What’s the deal with endometrial ablation?
- Heavy menstrual bleeding affects 1 out of every 5 women.
- Many women begin to experience heavy and/or irregular bleeding in their 30s and 40s, as they begin to get closer to menopause.
- Heavy periods may impact a woman’s physical, social, and emotional well-being.
- Endometrial ablation destroys a thin layer of the lining of the uterus and stops the menstrual flow in many women.
- In some women, menstrual bleeding does not stop but is reduced to normal or lighter levels.
- Endometrial ablation is used to treat many causes of heavy bleeding.
- Medication is often a first option to treat heavy bleeding. If this is unsuccessful, women may proceed to an endometrial ablation.
- Endometrial ablation should not be done in women past menopause.

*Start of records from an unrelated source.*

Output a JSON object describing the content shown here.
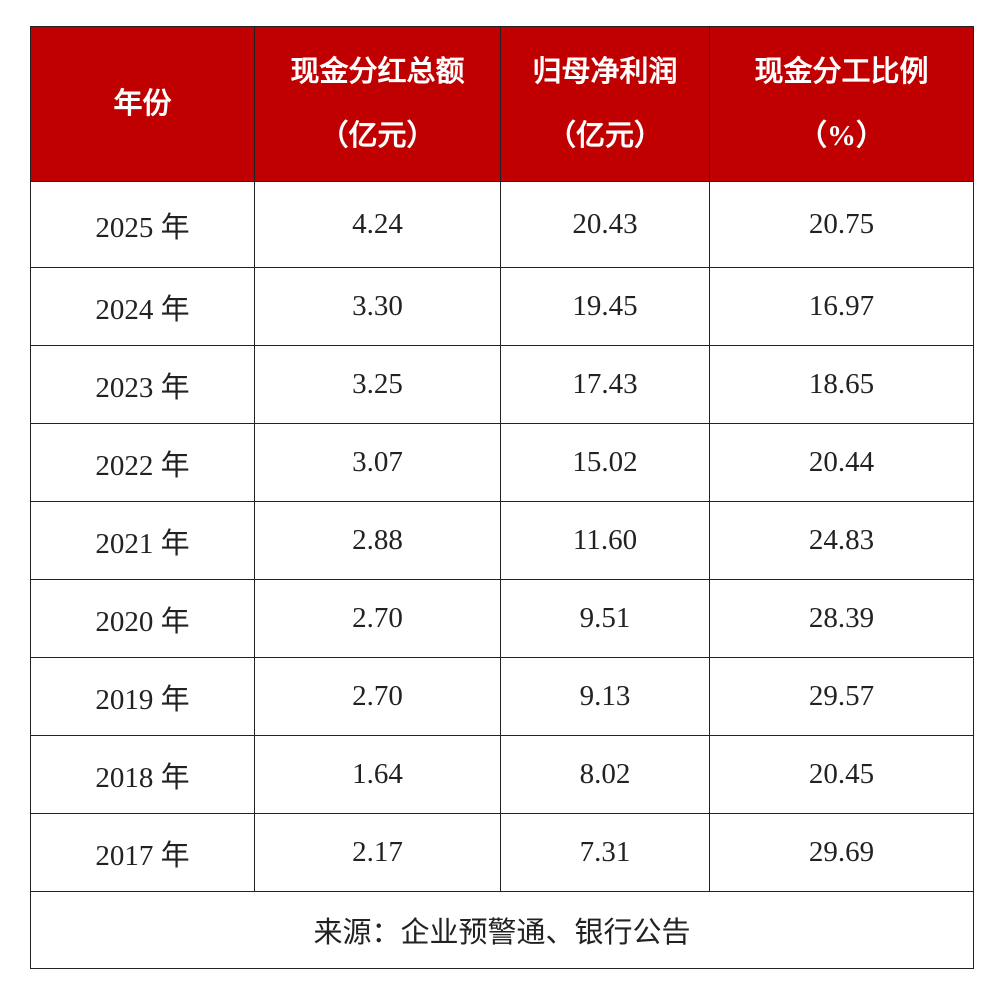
{
  "header": [
    [
      "年份"
    ],
    [
      "现金分红总额",
      "（亿元）"
    ],
    [
      "归母净利润",
      "（亿元）"
    ],
    [
      "现金分工比例",
      "（%）"
    ]
  ],
  "table": {
    "rows": [
      [
        "2025 年",
        "4.24",
        "20.43",
        "20.75"
      ],
      [
        "2024 年",
        "3.30",
        "19.45",
        "16.97"
      ],
      [
        "2023 年",
        "3.25",
        "17.43",
        "18.65"
      ],
      [
        "2022 年",
        "3.07",
        "15.02",
        "20.44"
      ],
      [
        "2021 年",
        "2.88",
        "11.60",
        "24.83"
      ],
      [
        "2020 年",
        "2.70",
        "9.51",
        "28.39"
      ],
      [
        "2019 年",
        "2.70",
        "9.13",
        "29.57"
      ],
      [
        "2018 年",
        "1.64",
        "8.02",
        "20.45"
      ],
      [
        "2017 年",
        "2.17",
        "7.31",
        "29.69"
      ]
    ]
  },
  "footer": "来源：企业预警通、银行公告"
}
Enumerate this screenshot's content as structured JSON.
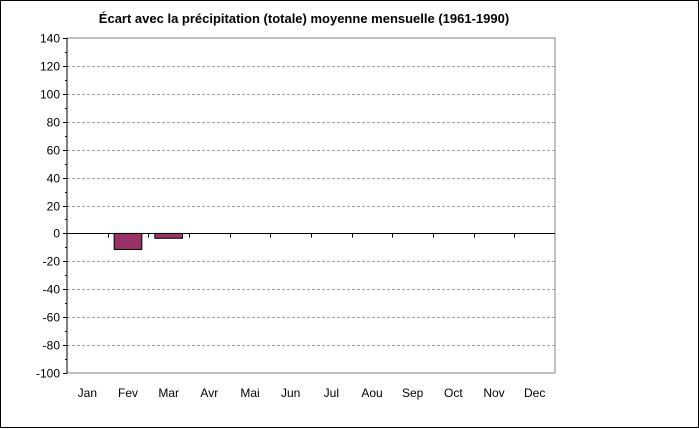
{
  "chart_data": {
    "type": "bar",
    "title": "Écart avec la précipitation (totale) moyenne mensuelle (1961-1990)",
    "xlabel": "",
    "ylabel": "",
    "categories": [
      "Jan",
      "Fev",
      "Mar",
      "Avr",
      "Mai",
      "Jun",
      "Jul",
      "Aou",
      "Sep",
      "Oct",
      "Nov",
      "Dec"
    ],
    "values": [
      null,
      -11.5,
      -3.5,
      null,
      null,
      null,
      null,
      null,
      null,
      null,
      null,
      null
    ],
    "ylim": [
      -100,
      140
    ],
    "yticks": [
      140,
      120,
      100,
      80,
      60,
      40,
      20,
      0,
      -20,
      -40,
      -60,
      -80,
      -100
    ],
    "grid": true,
    "legend": "none",
    "bar_color": "#993366"
  }
}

- It is not recommended for women with: disorders of the uterus or endometrium, endometrial hyperplasia, cancer of the uterus, recent pregnancy, current or recent infection of the uterus.
- If a woman still wants to become pregnant, she should not have an endometrial ablation done.
- There are different techniques used to perform endometrial ablation. One of the most common techniques is using a device with a quick delivery of radio frequency energy.
- In our office, anesthesia is used during the procedure. Therefore, the patient does not experience any pain during the endometrial ablation.
- Minor side effects are common after an endometrial ablation: mild cramping for 1-2 days, thin discharge/light spotting for up to a few weeks, frequent urination for 24 hours, nausea.
- As with all procedures, there is a small risk of infection, bleeding, or injury to surrounding organs.